El
misterio de la Persona
de nuestro Señor es inabarcable. Son las insondables riquezas del misterio de
Cristo, que nos dice el Apóstol (Ef 3,8).
Ninguna
persona podría asimilar y reproducir por entero el Misterio del Salvador; a lo
sumo, se le concede por gracia configurarse con un aspecto del Misterio, con un
rasgo, y ser presencia visible de Cristo en uno de sus misterios.
La
vocación particular de cada uno incluye entonces una especial configuración con
alguno de los misterios de Cristo; mientras uno será configurado con Cristo
predicador, otro será configurado con Cristo bendiciendo a los niños; aquél
será configurado con Cristo orando a solas en el monte; aquel otro será
configurado con Cristo curando a los enfermos y el de más allá con la
esponsalidad de Cristo-Esposo de la
Iglesia; uno con Cristo trabajando en el taller de Nazaret,
otro con Cristo cargado de dolores… ¡Tantos y tan variados los misterios de
Cristo!
Los
santos son tan variados entre sí, tan distintos, porque sólo juntos pueden
representar la totalidad del Misterio de Cristo. No hay oposición entre ellos,
como no la puede haber entre vocaciones, ministerios y carismas, ni rivalidad
tampoco. Son teselas que, juntas, forman el gran mosaico del Misterio de
Jesucristo.
Por
eso cada santo refleja un aspecto del Misterio; hasta allí ha sido conducido y
ha encontrado su lugar propio.
Esto
merece ser pensado con paz:
“Las
formas de la vida cristiana reflejan y reviven los distintos momentos de la
vida de Cristo. Él nos integra en su seguimiento y nos hace partícipes del
contenido de uno o de otro de sus misterios: en el desierto solitario y
tentador, en la acción sumada con la oración que es su vida pública, en el
monte Tabor con experiencias transitorias de luz y paz; en la agonía de
Getsemaní, en las dificultades de los procesos finales, en la angustia de la
crucifixión, en la paz y alegría del Resucitado. Ninguno de estos momentos de
la vida de Cristo es un absoluto, todos ellos forman y conforman su existencia.

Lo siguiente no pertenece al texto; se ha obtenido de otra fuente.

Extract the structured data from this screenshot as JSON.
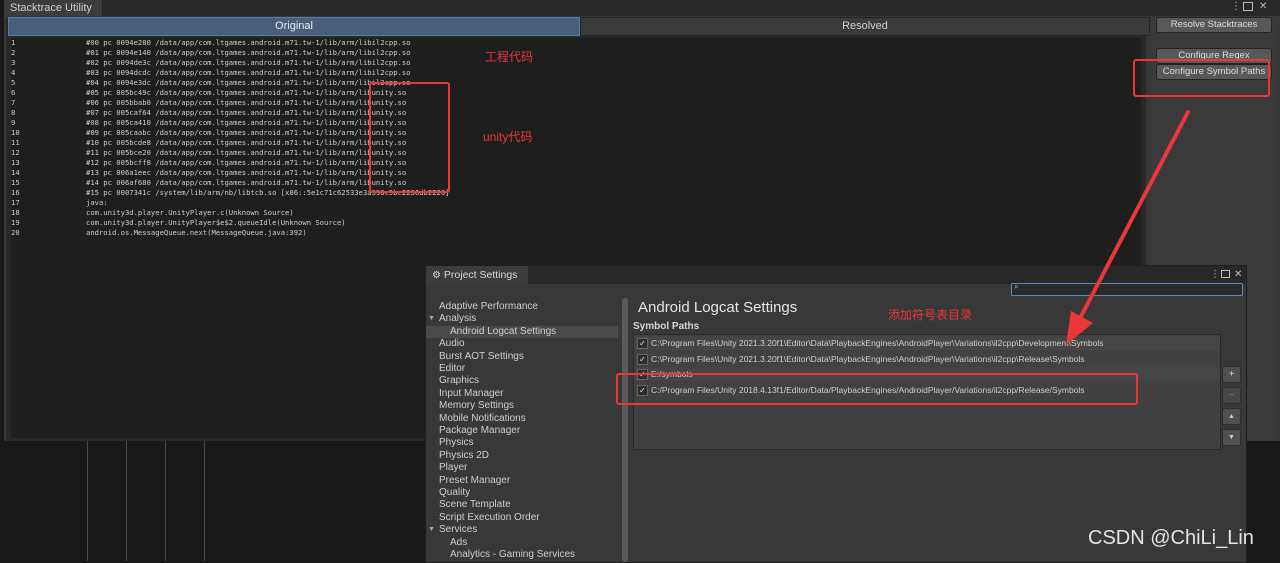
{
  "stacktrace_window": {
    "title": "Stacktrace Utility",
    "tabs": {
      "original": "Original",
      "resolved": "Resolved"
    },
    "lines": [
      {
        "n": "1",
        "text": "#00 pc 0094e280 /data/app/com.ltgames.android.m71.tw-1/lib/arm/libil2cpp.so"
      },
      {
        "n": "2",
        "text": "#01 pc 0094e140 /data/app/com.ltgames.android.m71.tw-1/lib/arm/libil2cpp.so"
      },
      {
        "n": "3",
        "text": "#02 pc 0094de3c /data/app/com.ltgames.android.m71.tw-1/lib/arm/libil2cpp.so"
      },
      {
        "n": "4",
        "text": "#03 pc 0094dcdc /data/app/com.ltgames.android.m71.tw-1/lib/arm/libil2cpp.so"
      },
      {
        "n": "5",
        "text": "#04 pc 0094e3dc /data/app/com.ltgames.android.m71.tw-1/lib/arm/libil2cpp.so"
      },
      {
        "n": "6",
        "text": "#05 pc 005bc49c /data/app/com.ltgames.android.m71.tw-1/lib/arm/libunity.so"
      },
      {
        "n": "7",
        "text": "#06 pc 005bbab0 /data/app/com.ltgames.android.m71.tw-1/lib/arm/libunity.so"
      },
      {
        "n": "8",
        "text": "#07 pc 005caf64 /data/app/com.ltgames.android.m71.tw-1/lib/arm/libunity.so"
      },
      {
        "n": "9",
        "text": "#08 pc 005ca410 /data/app/com.ltgames.android.m71.tw-1/lib/arm/libunity.so"
      },
      {
        "n": "10",
        "text": "#09 pc 005caabc /data/app/com.ltgames.android.m71.tw-1/lib/arm/libunity.so"
      },
      {
        "n": "11",
        "text": "#10 pc 005bcde8 /data/app/com.ltgames.android.m71.tw-1/lib/arm/libunity.so"
      },
      {
        "n": "12",
        "text": "#11 pc 005bce20 /data/app/com.ltgames.android.m71.tw-1/lib/arm/libunity.so"
      },
      {
        "n": "13",
        "text": "#12 pc 005bcff8 /data/app/com.ltgames.android.m71.tw-1/lib/arm/libunity.so"
      },
      {
        "n": "14",
        "text": "#13 pc 006a1eec /data/app/com.ltgames.android.m71.tw-1/lib/arm/libunity.so"
      },
      {
        "n": "15",
        "text": "#14 pc 006af680 /data/app/com.ltgames.android.m71.tw-1/lib/arm/libunity.so"
      },
      {
        "n": "16",
        "text": "#15 pc 0007341c /system/lib/arm/nb/libtcb.so [x86::5e1c71c62533e3a398c5bc2236db2226]"
      },
      {
        "n": "17",
        "text": "java:"
      },
      {
        "n": "18",
        "text": "com.unity3d.player.UnityPlayer.c(Unknown Source)"
      },
      {
        "n": "19",
        "text": "com.unity3d.player.UnityPlayer$e$2.queueIdle(Unknown Source)"
      },
      {
        "n": "20",
        "text": "android.os.MessageQueue.next(MessageQueue.java:392)"
      }
    ],
    "buttons": {
      "resolve": "Resolve Stacktraces",
      "regex": "Configure Regex",
      "symbol_paths": "Configure Symbol Paths"
    }
  },
  "annotations": {
    "project_code": "工程代码",
    "unity_code": "unity代码",
    "add_symbol_dir": "添加符号表目录"
  },
  "project_settings": {
    "title": "Project Settings",
    "gear_icon": "gear-icon",
    "sidebar": [
      {
        "label": "Adaptive Performance",
        "level": 0
      },
      {
        "label": "Analysis",
        "level": 0,
        "expanded": true
      },
      {
        "label": "Android Logcat Settings",
        "level": 1,
        "selected": true
      },
      {
        "label": "Audio",
        "level": 0
      },
      {
        "label": "Burst AOT Settings",
        "level": 0
      },
      {
        "label": "Editor",
        "level": 0
      },
      {
        "label": "Graphics",
        "level": 0
      },
      {
        "label": "Input Manager",
        "level": 0
      },
      {
        "label": "Memory Settings",
        "level": 0
      },
      {
        "label": "Mobile Notifications",
        "level": 0
      },
      {
        "label": "Package Manager",
        "level": 0
      },
      {
        "label": "Physics",
        "level": 0
      },
      {
        "label": "Physics 2D",
        "level": 0
      },
      {
        "label": "Player",
        "level": 0
      },
      {
        "label": "Preset Manager",
        "level": 0
      },
      {
        "label": "Quality",
        "level": 0
      },
      {
        "label": "Scene Template",
        "level": 0
      },
      {
        "label": "Script Execution Order",
        "level": 0
      },
      {
        "label": "Services",
        "level": 0,
        "expanded": true
      },
      {
        "label": "Ads",
        "level": 1
      },
      {
        "label": "Analytics - Gaming Services",
        "level": 1
      }
    ],
    "heading": "Android Logcat Settings",
    "symbol_paths_label": "Symbol Paths",
    "symbol_paths": [
      {
        "checked": true,
        "path": "C:\\Program Files\\Unity 2021.3.20f1\\Editor\\Data\\PlaybackEngines\\AndroidPlayer\\Variations\\il2cpp\\Development\\Symbols"
      },
      {
        "checked": true,
        "path": "C:\\Program Files\\Unity 2021.3.20f1\\Editor\\Data\\PlaybackEngines\\AndroidPlayer\\Variations\\il2cpp\\Release\\Symbols"
      },
      {
        "checked": true,
        "path": "E:/symbols"
      },
      {
        "checked": true,
        "path": "C:/Program Files/Unity 2018.4.13f1/Editor/Data/PlaybackEngines/AndroidPlayer/Variations/il2cpp/Release/Symbols"
      }
    ],
    "list_buttons": {
      "add": "+",
      "remove": "−",
      "up": "▲",
      "down": "▼"
    }
  },
  "watermark": "CSDN @ChiLi_Lin",
  "colors": {
    "annotation_red": "#e9373a",
    "selected_tab": "#46607c",
    "search_focus": "#5b89c0"
  }
}
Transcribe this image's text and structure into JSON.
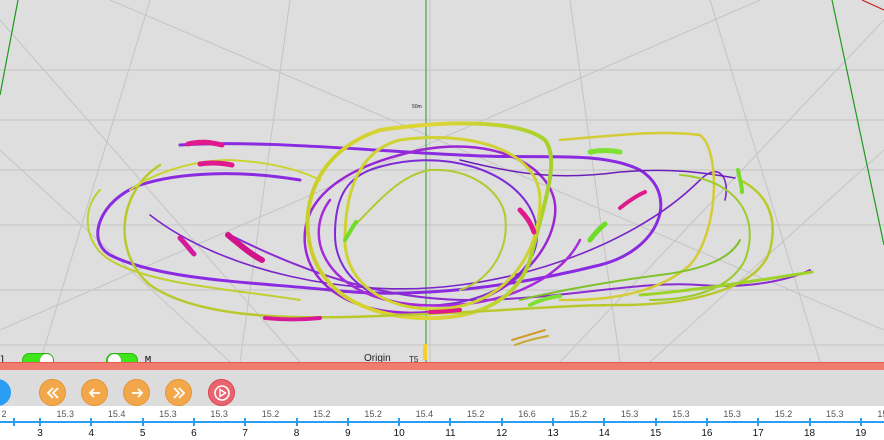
{
  "viewport": {
    "origin_label": "Origin",
    "small_marker_label": "T5",
    "scale_label": "50m"
  },
  "toggles": [
    {
      "name": "left-toggle",
      "label": "l",
      "on": true
    },
    {
      "name": "m-toggle",
      "label": "M",
      "on": true
    }
  ],
  "controls": [
    {
      "name": "rewind-button",
      "icon": "double-left-chevron-icon"
    },
    {
      "name": "step-back-button",
      "icon": "arrow-left-icon"
    },
    {
      "name": "step-forward-button",
      "icon": "arrow-right-icon"
    },
    {
      "name": "fast-forward-button",
      "icon": "double-right-chevron-icon"
    },
    {
      "name": "play-button",
      "icon": "play-circle-icon"
    }
  ],
  "ruler": {
    "values": [
      "2",
      "15.3",
      "15.4",
      "15.3",
      "15.3",
      "15.2",
      "15.2",
      "15.2",
      "15.4",
      "15.2",
      "16.6",
      "15.2",
      "15.3",
      "15.3",
      "15.3",
      "15.2",
      "15.3",
      "15.2"
    ],
    "numbers": [
      "3",
      "4",
      "5",
      "6",
      "7",
      "8",
      "9",
      "10",
      "11",
      "12",
      "13",
      "14",
      "15",
      "16",
      "17",
      "18",
      "19"
    ]
  },
  "colors": {
    "accent_orange": "#f2a84a",
    "timeline_red": "#ef7c6e",
    "toggle_green": "#3ee61a",
    "ruler_blue": "#2a9df4",
    "play_red": "#e8656f"
  }
}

Cada uno de nosotros nos reconocemos y sentimos atraídos por uno u otro de los
misterios de su vida, aquel al que nos inclina nuestra psicología y nos refiere
especialmente la misión recibida de Dios.
Así
se explica la admirable variedad de los santos. Los reconocidos como místicos
no son siempre los más aptos para ser imitados. Santa Teresa y san Juan de la Cruz son reconocidos como los
exponentes máximos en la era moderna. Ahora bien, ¿les son inferiores san
Francisco de Asís, santo Tomás de Aquino, san Juan de Dios, san Francisco Javier,
san Vicente de Paúl, Newman, Edith Stein, la Madre Teresa de
Calcuta y tantos otros santos modernos? El cristianismo no eleva la razón ni la
experiencia a categorías supremas, sino la fe, la libertad, la voluntad, el
amor y la acción. El amor a Dios y al prójimo son los verdaderos criterios de
santidad” (González de Cardedal, O., Cristianismo
y mística, Madrid 2015, 32).
La
pregunta que cada uno hizo al Señor en su momento era saber dónde lo quería, en
qué lugar, o lo que es lo mismo, con qué misterio de Cristo iba a ser
configurado, conformado de por vida.
El
sitio concreto, el misterio, lo escoge Cristo para cada uno, y así la
existencia cristiana será revivir siempre ese misterio de entre los misterios
del Señor.
“Cada
uno de nosotros revivimos un misterio de la vida de Jesús reflejándolo en el
mundo y solo en la multitud de creyentes y en la diversidad de carismas
eclesiales aparece su anchura, hondura, altura y profundidad. En esta
identificación con Jesús, es él quien marca los tiempos. Su infancia, su acción
pública, su relación con el Padre, su agonía, su proceso, su final de muerte en
cruz, su glorificación, su envío del Espíritu y su presencia y amor a la Iglesia, todos ellos son
“estados” perennes del alma de Jesús a los que él nos irá convocando y con los
que nos iremos identificando” (Id., 178).
A
esto hay que sumar, que en ocasiones, y es gracia, se nos hará revivir
intensamente algún estado concreto del alma de Jesús, alguno de sus misterios
especialmente de su Pasión. Así vamos siendo configurados con el Señor. Es lo
que vemos al observar la riqueza multiforme de la santidad en la Iglesia.